Recorded between 1934-1940 by folklorist John Lomax, this offers an interesting cross-section of songs sung by “real” people in Alabama. And a cross-section it really is, from blues to spirituals to lullabies to work songs. It’s a collection that introduces a voice that should have become well-known — Vera Ward Hall, who opens the set with a startlingly pure “Another Man Done Gone” and keeps cropping up throughout. While the emphasis is on song, there’s also some wonderful harmonica playing on “Train on a Hill” by Richard Amerson (who also reminisces about his days on steamboats), and Tom Bell accompanies himself on guitar on “Worried Blues.

A little bonus track I threw in.

Perhaps the most intriguing piece is “Billy Goat Latin” from Joe F. Williams & Booker T. Williams, a bizarre field holler. All the way through, material that’s become quite familiar over the years pops up in its folk roots — “Honey, Take a Whiff on Me,” “Hush Little Baby,” “Alabama Bound,” and “Go to Sleep (Little Baby)” — all of which have become part of the national consciousness.

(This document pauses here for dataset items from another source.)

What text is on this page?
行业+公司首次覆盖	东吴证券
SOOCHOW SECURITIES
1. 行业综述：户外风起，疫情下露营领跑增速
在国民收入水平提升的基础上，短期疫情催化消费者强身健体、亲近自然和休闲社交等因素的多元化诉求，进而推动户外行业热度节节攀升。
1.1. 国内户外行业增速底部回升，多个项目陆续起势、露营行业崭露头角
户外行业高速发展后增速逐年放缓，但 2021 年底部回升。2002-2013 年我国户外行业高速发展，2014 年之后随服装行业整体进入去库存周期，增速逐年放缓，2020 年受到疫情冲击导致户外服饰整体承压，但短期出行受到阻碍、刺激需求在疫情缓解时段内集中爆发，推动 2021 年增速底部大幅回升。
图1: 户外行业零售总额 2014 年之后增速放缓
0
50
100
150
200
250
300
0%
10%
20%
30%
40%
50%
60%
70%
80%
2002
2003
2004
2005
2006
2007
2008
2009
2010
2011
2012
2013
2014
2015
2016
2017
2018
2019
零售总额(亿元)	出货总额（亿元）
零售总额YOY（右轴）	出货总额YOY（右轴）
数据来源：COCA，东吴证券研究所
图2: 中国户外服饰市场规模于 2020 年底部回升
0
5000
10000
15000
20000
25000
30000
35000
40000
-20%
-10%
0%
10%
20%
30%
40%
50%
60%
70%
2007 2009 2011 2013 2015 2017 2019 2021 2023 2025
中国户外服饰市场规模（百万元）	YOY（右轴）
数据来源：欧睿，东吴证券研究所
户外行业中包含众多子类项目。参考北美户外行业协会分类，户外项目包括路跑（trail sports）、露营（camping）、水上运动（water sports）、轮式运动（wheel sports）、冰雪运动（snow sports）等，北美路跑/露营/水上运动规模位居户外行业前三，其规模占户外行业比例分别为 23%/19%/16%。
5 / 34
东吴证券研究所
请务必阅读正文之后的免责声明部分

Lomax proves to be as able as his son in finding great performers (although you have to wonder when he asks one to take a song into double time, obviously a first-time occurrence for the subject of this particular recording). By its very nature — field recordings from the 1930s — the sound quality is sometimes far from perfect, but overall the remastering is little short of miraculous, and the sleeve notes are thorough and extremely informative.



One Comment

  1. This is wonderful. Thanks for sharing. Do you have any more of the “Deep River of Song” series?